Sinha and colleagues used laser-induced fluorescence to detect the OH. They found that the reaction, which produces OH and nitrous acid (HONO), proceeded 10 times faster than the previous estimate.

“On the basis of this rate measurement, the reaction is expected to be an important source of tropospheric OH radicals and in turn an additional contributor to urban smog production,” said Sinha. “Understanding the underlying factors that control smog production will ultimately allow us set guidelines on how to control it.”

Electronically excited NO₂ molecules can be generated in the lower atmosphere by the absorption of visible light.

The team believes the reaction could contribute almost half as much to ozone generation as the traditional source of hydroxl radicals in the lower atmosphere – the reaction of excited oxygen atoms with water vapour.
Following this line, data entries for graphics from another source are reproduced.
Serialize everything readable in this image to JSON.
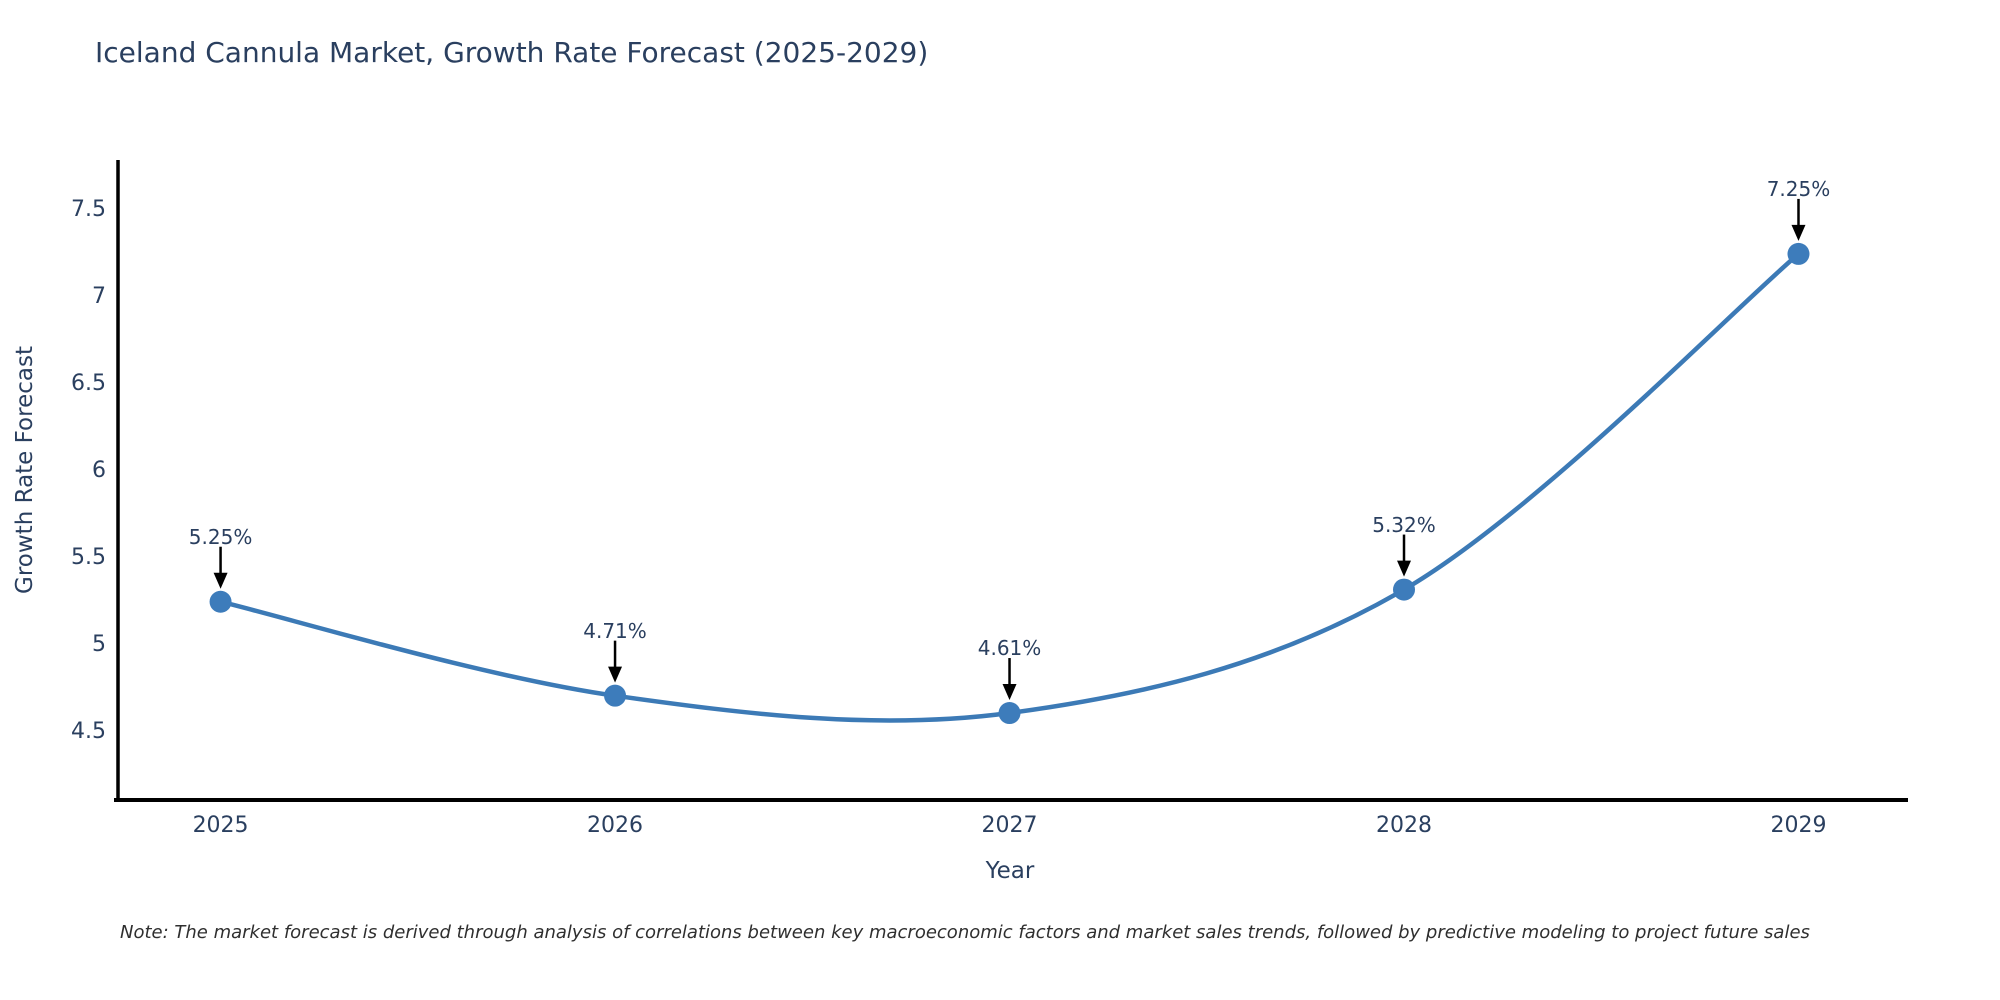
{
  "header": {
    "title": "Iceland Cannula Market, Growth Rate Forecast (2025-2029)"
  },
  "footer": {
    "note": "Note: The market forecast is derived through analysis of correlations between key macroeconomic factors and market sales trends, followed by predictive modeling to project future sales"
  },
  "chart_data": {
    "type": "line",
    "line_shape": "spline",
    "title": "Iceland Cannula Market, Growth Rate Forecast (2025-2029)",
    "xlabel": "Year",
    "ylabel": "Growth Rate Forecast",
    "x": [
      2025,
      2026,
      2027,
      2028,
      2029
    ],
    "values": [
      5.25,
      4.71,
      4.61,
      5.32,
      7.25
    ],
    "point_labels": [
      "5.25%",
      "4.71%",
      "4.61%",
      "5.32%",
      "7.25%"
    ],
    "xtick_labels": [
      "2025",
      "2026",
      "2027",
      "2028",
      "2029"
    ],
    "yticks": [
      4.5,
      5,
      5.5,
      6,
      6.5,
      7,
      7.5
    ],
    "ytick_labels": [
      "4.5",
      "5",
      "5.5",
      "6",
      "6.5",
      "7",
      "7.5"
    ],
    "xlim": [
      2024.74,
      2029.27
    ],
    "ylim": [
      4.11,
      7.79
    ],
    "grid": false,
    "legend": false,
    "markers": true,
    "annotation_style": "label-with-down-arrow",
    "colors": {
      "line": "#3c7ab6",
      "marker": "#3d7cbb",
      "axis": "#000000",
      "tick_text": "#2a3f5f",
      "title_text": "#2a3f5f",
      "annotation_text": "#2a3f5f",
      "arrow": "#000000",
      "note_text": "#2f2f2f",
      "background": "#ffffff"
    }
  }
}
“The dissociation of ozone at wavelengths shorter than about 320 nm generates the energetic oxygen atoms required for this reaction,” said Sinha. “However, the ultraviolet light reaching the lower atmosphere is quite effectively reduced/filtered by the atmosphere above it. So other sources of OH radicals can become competitive under certain situations.”
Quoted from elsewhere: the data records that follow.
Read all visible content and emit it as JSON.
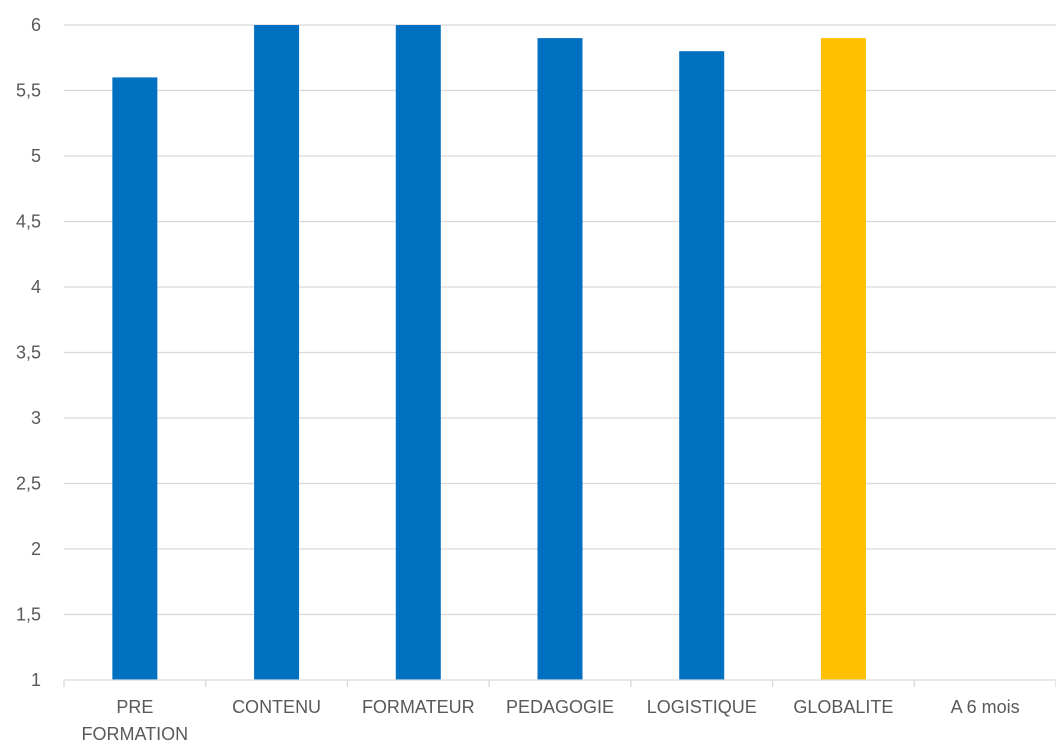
{
  "chart_data": {
    "type": "bar",
    "title": "",
    "xlabel": "",
    "ylabel": "",
    "categories": [
      [
        "PRE",
        "FORMATION"
      ],
      [
        "CONTENU"
      ],
      [
        "FORMATEUR"
      ],
      [
        "PEDAGOGIE"
      ],
      [
        "LOGISTIQUE"
      ],
      [
        "GLOBALITE"
      ],
      [
        "A 6 mois"
      ]
    ],
    "values": [
      5.6,
      6.0,
      6.0,
      5.9,
      5.8,
      5.9,
      null
    ],
    "bar_colors": [
      "#0070c0",
      "#0070c0",
      "#0070c0",
      "#0070c0",
      "#0070c0",
      "#ffc000",
      "#0070c0"
    ],
    "ylim": [
      1,
      6
    ],
    "yticks": [
      "1",
      "1,5",
      "2",
      "2,5",
      "3",
      "3,5",
      "4",
      "4,5",
      "5",
      "5,5",
      "6"
    ],
    "ytick_values": [
      1,
      1.5,
      2,
      2.5,
      3,
      3.5,
      4,
      4.5,
      5,
      5.5,
      6
    ],
    "grid": true,
    "legend": "none",
    "colors": {
      "gridline": "#d9d9d9",
      "axis_text": "#595959"
    }
  }
}
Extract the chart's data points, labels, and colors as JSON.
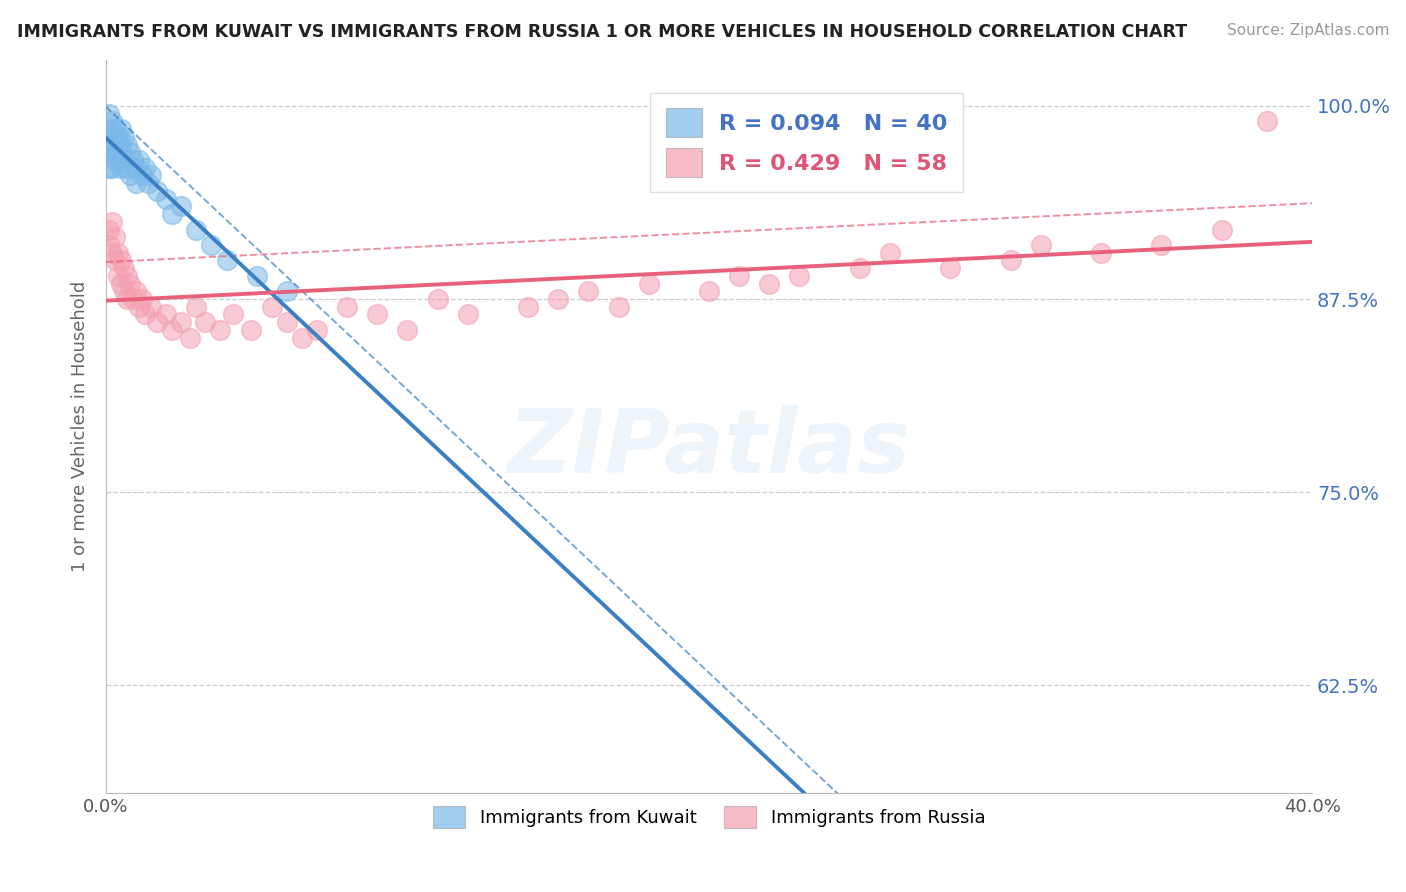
{
  "title": "IMMIGRANTS FROM KUWAIT VS IMMIGRANTS FROM RUSSIA 1 OR MORE VEHICLES IN HOUSEHOLD CORRELATION CHART",
  "source": "Source: ZipAtlas.com",
  "ylabel": "1 or more Vehicles in Household",
  "xlim": [
    0.0,
    0.4
  ],
  "ylim": [
    0.555,
    1.03
  ],
  "xticks": [
    0.0,
    0.05,
    0.1,
    0.15,
    0.2,
    0.25,
    0.3,
    0.35,
    0.4
  ],
  "xticklabels": [
    "0.0%",
    "",
    "",
    "",
    "",
    "",
    "",
    "",
    "40.0%"
  ],
  "ytick_positions": [
    0.625,
    0.75,
    0.875,
    1.0
  ],
  "yticklabels": [
    "62.5%",
    "75.0%",
    "87.5%",
    "100.0%"
  ],
  "legend_kuwait": "Immigrants from Kuwait",
  "legend_russia": "Immigrants from Russia",
  "R_kuwait": 0.094,
  "N_kuwait": 40,
  "R_russia": 0.429,
  "N_russia": 58,
  "color_kuwait": "#7ab8e8",
  "color_russia": "#f4a0b0",
  "trend_kuwait": "#3a80c4",
  "trend_russia": "#e8607a",
  "background_color": "#ffffff",
  "watermark": "ZIPatlas",
  "kuwait_x": [
    0.001,
    0.001,
    0.001,
    0.001,
    0.001,
    0.002,
    0.002,
    0.002,
    0.002,
    0.003,
    0.003,
    0.003,
    0.004,
    0.004,
    0.005,
    0.005,
    0.005,
    0.006,
    0.006,
    0.007,
    0.007,
    0.008,
    0.008,
    0.009,
    0.01,
    0.01,
    0.011,
    0.012,
    0.013,
    0.014,
    0.015,
    0.017,
    0.02,
    0.022,
    0.025,
    0.03,
    0.035,
    0.04,
    0.05,
    0.06
  ],
  "kuwait_y": [
    0.995,
    0.985,
    0.975,
    0.97,
    0.96,
    0.99,
    0.98,
    0.97,
    0.96,
    0.985,
    0.975,
    0.965,
    0.98,
    0.97,
    0.985,
    0.975,
    0.96,
    0.98,
    0.965,
    0.975,
    0.96,
    0.97,
    0.955,
    0.965,
    0.96,
    0.95,
    0.965,
    0.955,
    0.96,
    0.95,
    0.955,
    0.945,
    0.94,
    0.93,
    0.935,
    0.92,
    0.91,
    0.9,
    0.89,
    0.88
  ],
  "russia_x": [
    0.001,
    0.001,
    0.002,
    0.002,
    0.003,
    0.003,
    0.004,
    0.004,
    0.005,
    0.005,
    0.006,
    0.006,
    0.007,
    0.007,
    0.008,
    0.009,
    0.01,
    0.011,
    0.012,
    0.013,
    0.015,
    0.017,
    0.02,
    0.022,
    0.025,
    0.028,
    0.03,
    0.033,
    0.038,
    0.042,
    0.048,
    0.055,
    0.06,
    0.065,
    0.07,
    0.08,
    0.09,
    0.1,
    0.11,
    0.12,
    0.14,
    0.15,
    0.16,
    0.17,
    0.18,
    0.2,
    0.21,
    0.22,
    0.23,
    0.25,
    0.26,
    0.28,
    0.3,
    0.31,
    0.33,
    0.35,
    0.37,
    0.385
  ],
  "russia_y": [
    0.92,
    0.91,
    0.925,
    0.905,
    0.915,
    0.9,
    0.905,
    0.89,
    0.9,
    0.885,
    0.895,
    0.88,
    0.89,
    0.875,
    0.885,
    0.875,
    0.88,
    0.87,
    0.875,
    0.865,
    0.87,
    0.86,
    0.865,
    0.855,
    0.86,
    0.85,
    0.87,
    0.86,
    0.855,
    0.865,
    0.855,
    0.87,
    0.86,
    0.85,
    0.855,
    0.87,
    0.865,
    0.855,
    0.875,
    0.865,
    0.87,
    0.875,
    0.88,
    0.87,
    0.885,
    0.88,
    0.89,
    0.885,
    0.89,
    0.895,
    0.905,
    0.895,
    0.9,
    0.91,
    0.905,
    0.91,
    0.92,
    0.99
  ]
}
The additional source of hydroxyls could explain discrepanices between measured and predicted HO_x concentrations reported in Arctic regions, say the researchers in a paper in Science.

Paul Wennberg of California Institute of Technology and Donald Dabdub of the University of California at Irvine used the Sinha team’s findings in a model of air quality in the Los Angeles basin during a summer smog. They found that the new source of hydroxyls boosted ozone concentrations in the simulation by as much as 30–40%, generally giving higher levels than the measurements seen on the ground. This poses the question whether the rate constant found by Sinha and colleagues for the new reaction is too large. “Given the potential importance of this chemistry and the high sensitivity of atmospheric models to the reaction of electronically excited NO₂ with H₂O, further investigation is clearly needed,” write Wennberg and Dabdub in a perspective in Science.